Cubist drawings confuse a two-year-old’s mind.

I brought my two-year-old son to the “Cubism at the Centre Georges Pompidou, Paris: From Picasso and Braque to Delaunay and Chagall” exhibit at the National Museum of Modern Art.

Bringing such a young child to an art museum may not hold much meaning. I didn’t intend to educate him as he’ll most likely forget everything the next day.

At best, it’ll be good if he realizes that art is not hard to learn. I bring him to museums with the hope that he will benefit.

He only accompanies me when he can go to the museum and ride the train for free. When it’s no longer free, he’ll come less often. He looks at the exhibits and decides which ones to show his kids.

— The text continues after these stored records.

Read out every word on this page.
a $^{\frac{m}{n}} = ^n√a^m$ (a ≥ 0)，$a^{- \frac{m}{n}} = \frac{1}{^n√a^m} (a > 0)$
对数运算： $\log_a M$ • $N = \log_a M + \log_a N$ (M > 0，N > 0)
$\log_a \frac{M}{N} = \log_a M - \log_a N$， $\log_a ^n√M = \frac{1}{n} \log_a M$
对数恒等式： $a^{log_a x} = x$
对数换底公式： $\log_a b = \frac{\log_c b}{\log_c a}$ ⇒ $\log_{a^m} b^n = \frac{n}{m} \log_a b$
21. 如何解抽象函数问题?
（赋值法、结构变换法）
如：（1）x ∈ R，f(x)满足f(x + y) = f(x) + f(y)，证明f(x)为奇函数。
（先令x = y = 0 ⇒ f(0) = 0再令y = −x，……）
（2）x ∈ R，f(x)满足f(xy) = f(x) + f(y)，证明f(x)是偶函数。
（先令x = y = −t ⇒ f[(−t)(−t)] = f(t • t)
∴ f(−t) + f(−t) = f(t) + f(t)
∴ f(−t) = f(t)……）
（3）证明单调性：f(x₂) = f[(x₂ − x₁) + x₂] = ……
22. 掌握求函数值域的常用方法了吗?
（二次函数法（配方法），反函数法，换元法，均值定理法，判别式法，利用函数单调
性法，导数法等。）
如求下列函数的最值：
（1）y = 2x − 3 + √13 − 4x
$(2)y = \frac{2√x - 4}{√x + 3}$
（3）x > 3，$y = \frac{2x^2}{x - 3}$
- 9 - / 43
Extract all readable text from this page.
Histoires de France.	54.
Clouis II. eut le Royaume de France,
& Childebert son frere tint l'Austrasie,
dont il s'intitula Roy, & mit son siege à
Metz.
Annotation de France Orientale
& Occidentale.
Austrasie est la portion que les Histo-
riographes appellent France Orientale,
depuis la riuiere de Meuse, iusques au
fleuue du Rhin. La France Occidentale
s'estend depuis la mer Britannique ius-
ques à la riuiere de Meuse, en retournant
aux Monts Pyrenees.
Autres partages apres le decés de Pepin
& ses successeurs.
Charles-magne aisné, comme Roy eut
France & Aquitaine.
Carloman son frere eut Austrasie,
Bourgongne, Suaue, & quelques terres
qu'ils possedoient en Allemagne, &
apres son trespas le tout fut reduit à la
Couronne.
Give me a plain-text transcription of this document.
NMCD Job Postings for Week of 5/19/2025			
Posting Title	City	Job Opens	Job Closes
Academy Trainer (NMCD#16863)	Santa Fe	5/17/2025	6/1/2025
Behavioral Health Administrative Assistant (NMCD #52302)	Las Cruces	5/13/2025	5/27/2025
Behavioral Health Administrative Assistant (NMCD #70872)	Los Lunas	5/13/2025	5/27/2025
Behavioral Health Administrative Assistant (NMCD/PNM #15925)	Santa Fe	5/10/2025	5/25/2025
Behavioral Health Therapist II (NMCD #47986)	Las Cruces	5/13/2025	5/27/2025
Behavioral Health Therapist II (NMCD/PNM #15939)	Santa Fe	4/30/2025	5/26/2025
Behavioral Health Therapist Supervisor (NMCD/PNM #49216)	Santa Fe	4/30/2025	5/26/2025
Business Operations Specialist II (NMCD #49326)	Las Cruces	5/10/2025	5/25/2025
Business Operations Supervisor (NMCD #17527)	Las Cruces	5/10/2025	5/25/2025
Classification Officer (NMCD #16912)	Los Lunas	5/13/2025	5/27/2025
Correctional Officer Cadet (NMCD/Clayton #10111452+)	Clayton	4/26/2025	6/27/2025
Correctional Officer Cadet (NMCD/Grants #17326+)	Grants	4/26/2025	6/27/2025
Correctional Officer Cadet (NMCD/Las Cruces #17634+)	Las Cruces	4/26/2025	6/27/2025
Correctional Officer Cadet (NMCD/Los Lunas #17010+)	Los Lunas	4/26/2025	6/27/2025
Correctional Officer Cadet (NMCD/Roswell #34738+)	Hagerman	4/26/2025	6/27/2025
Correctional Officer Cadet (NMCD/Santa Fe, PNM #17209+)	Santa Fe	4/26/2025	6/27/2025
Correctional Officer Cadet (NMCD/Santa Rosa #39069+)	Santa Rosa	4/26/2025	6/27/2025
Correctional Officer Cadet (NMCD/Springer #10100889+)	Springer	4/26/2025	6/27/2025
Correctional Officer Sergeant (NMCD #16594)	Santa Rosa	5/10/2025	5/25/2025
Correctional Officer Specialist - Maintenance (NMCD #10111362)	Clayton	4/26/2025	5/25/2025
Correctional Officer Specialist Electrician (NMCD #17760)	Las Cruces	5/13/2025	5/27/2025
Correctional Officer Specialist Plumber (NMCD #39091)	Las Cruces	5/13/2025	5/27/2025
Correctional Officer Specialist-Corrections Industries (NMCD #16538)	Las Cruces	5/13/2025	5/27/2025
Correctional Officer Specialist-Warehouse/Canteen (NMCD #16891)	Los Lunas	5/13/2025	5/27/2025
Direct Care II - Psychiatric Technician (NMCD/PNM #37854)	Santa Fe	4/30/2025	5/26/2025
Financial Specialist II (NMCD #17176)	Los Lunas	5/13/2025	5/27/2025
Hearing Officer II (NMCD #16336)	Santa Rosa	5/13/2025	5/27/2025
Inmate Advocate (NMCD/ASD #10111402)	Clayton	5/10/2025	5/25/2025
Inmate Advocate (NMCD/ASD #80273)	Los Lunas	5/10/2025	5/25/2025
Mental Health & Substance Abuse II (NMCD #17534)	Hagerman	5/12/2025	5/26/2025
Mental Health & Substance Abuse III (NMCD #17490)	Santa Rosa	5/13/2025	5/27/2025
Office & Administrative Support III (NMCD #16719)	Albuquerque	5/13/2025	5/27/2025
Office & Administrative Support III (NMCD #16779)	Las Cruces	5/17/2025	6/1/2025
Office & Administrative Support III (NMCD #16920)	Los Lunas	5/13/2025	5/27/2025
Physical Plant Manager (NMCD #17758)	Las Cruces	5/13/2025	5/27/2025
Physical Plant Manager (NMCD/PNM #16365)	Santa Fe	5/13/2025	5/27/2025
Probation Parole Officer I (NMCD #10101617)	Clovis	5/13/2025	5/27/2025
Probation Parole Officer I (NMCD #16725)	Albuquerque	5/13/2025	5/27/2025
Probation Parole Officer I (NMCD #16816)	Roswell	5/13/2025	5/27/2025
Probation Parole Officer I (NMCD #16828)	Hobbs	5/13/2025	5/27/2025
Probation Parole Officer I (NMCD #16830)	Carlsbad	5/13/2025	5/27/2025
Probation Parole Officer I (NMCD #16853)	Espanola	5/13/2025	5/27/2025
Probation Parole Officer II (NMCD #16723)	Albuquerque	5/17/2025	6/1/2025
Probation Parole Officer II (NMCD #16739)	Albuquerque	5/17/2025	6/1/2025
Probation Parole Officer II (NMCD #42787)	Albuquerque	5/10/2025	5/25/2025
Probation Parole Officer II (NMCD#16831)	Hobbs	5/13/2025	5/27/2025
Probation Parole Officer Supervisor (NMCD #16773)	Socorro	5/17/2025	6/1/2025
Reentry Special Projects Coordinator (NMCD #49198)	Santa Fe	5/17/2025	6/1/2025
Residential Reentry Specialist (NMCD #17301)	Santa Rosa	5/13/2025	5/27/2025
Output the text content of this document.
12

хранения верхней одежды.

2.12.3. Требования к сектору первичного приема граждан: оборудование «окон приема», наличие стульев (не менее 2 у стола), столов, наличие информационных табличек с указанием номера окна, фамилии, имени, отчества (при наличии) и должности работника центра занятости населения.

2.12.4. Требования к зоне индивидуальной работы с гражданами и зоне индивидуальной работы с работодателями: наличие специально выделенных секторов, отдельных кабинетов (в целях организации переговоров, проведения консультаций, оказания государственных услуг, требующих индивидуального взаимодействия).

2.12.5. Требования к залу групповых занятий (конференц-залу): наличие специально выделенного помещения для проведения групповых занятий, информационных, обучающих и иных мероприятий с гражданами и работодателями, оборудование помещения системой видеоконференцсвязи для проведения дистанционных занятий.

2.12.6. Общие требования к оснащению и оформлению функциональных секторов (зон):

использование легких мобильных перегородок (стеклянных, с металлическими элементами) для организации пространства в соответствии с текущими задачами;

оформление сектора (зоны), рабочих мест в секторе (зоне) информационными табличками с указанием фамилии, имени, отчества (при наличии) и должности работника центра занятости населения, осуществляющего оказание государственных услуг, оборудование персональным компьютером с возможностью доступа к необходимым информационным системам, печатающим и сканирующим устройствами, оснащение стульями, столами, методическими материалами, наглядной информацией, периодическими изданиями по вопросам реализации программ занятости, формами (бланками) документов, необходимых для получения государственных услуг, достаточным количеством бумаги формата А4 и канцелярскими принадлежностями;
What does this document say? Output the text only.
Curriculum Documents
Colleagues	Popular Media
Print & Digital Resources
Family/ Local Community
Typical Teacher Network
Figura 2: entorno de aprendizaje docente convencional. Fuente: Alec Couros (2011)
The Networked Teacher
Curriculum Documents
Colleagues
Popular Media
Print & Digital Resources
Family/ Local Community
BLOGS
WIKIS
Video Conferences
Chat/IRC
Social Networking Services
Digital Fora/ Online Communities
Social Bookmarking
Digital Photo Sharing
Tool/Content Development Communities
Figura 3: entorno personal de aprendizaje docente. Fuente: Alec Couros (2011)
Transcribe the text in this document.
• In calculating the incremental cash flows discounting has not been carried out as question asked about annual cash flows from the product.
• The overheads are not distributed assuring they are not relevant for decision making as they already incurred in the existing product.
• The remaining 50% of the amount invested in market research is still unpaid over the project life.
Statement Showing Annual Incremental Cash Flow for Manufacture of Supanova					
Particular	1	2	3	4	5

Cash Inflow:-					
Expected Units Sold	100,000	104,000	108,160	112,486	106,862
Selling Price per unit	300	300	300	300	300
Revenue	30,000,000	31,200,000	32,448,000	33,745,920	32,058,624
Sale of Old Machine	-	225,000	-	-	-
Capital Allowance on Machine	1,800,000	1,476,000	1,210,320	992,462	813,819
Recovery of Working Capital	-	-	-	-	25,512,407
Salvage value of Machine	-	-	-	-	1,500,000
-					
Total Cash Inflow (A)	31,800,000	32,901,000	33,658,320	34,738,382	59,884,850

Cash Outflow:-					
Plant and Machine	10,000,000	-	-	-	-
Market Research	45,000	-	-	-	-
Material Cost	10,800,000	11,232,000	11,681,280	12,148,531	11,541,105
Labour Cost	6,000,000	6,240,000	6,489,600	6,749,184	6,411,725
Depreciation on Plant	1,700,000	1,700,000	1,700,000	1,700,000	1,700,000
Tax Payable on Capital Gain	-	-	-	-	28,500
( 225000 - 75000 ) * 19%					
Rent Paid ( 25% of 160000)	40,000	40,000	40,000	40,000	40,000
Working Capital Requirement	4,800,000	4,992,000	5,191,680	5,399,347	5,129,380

He felt that the Cubism exhibit was too challenging for a two-year-old.

If he saw an impressionist painting, he could interpret it in his own way. However, when it comes to cubism, a style of art with severe deformation, he cannot understand it. He does not grasp the original motif, how it was transformed to produce this image, or the relationship between the original and its final form.

He would occasionally ask me, “What is this?” but remained unconvinced by my explanation. I would ask him, “What is this? I couldn’t answer it myself.

I don’t believe this experience will help him grow at all. He will likely forget everything the next day.”